Pemerintah resmi menetapkan usia pensiun pekerja menjadi 59 tahun yang dipunyai sebelum 58 tahun. Aturan ini tercantum dalam Peraturan Pemerintah (PP) Pasal 15 ayat (3) PP dengan Nomor 45 Tahun 2015 tentang Pelaksanaan Program Jaminan Pensiun.
Direktur Ekonomi dari Center of Economic and Law Studies (CELIOS), Nailul Huda berpendapat bahwa pelaksanaan kebijakan ini akan menguntungkan pemerintah karena mereka dapat memanfaatkan dana yang dipimpin oleh BPJS Ketenagakerjaan untuk membeli SBN atau Hutang Pemerintah.
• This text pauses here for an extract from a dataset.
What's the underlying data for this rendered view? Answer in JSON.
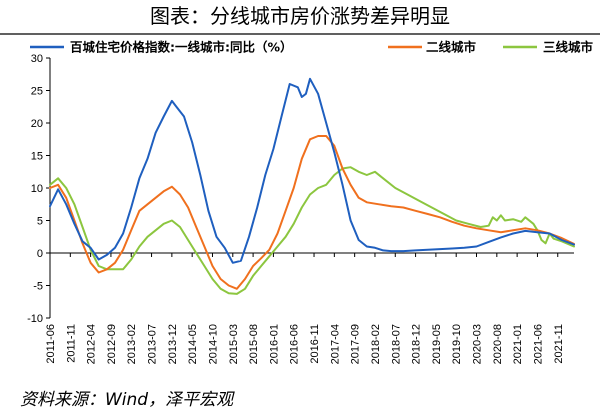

Nailuh menjelaskan kebijakan menaikkan usia pensiun ini sangat terkait dengan penagihan dana jaminan hari tua dan pensiun oleh pemerintah kepada pekerja.
Dengan kata lain, pemerintah mendapat waktu yang lebih lama untuk mengelola uang investasi dari peserta BPJS Ketenagakerjaan.
Meskipun demikian, dia menonjolkan bahwa APBN sebenarnya tidak akan berpengaruh jika investasinya dikelola dengan baik karena memang uang yang berasal dari pekerja yang dikumpulkan oleh BPJS Ketenagakerjaan untuk diinvestasikan di beberapa instrumen investasi.
Sisi lainnya, ia melihat peningkatan ambang batas pensiun ini akan menjadi poin baru masalah di sektor kecil karyawan.
Dia mengatakan, dengan semakin menambahnya jumlah lulusan tiap tahunnya, maka made menjadi semakin sulit untuk digabungkan dengan industri jika tidak ada pergantian tenaga kerja.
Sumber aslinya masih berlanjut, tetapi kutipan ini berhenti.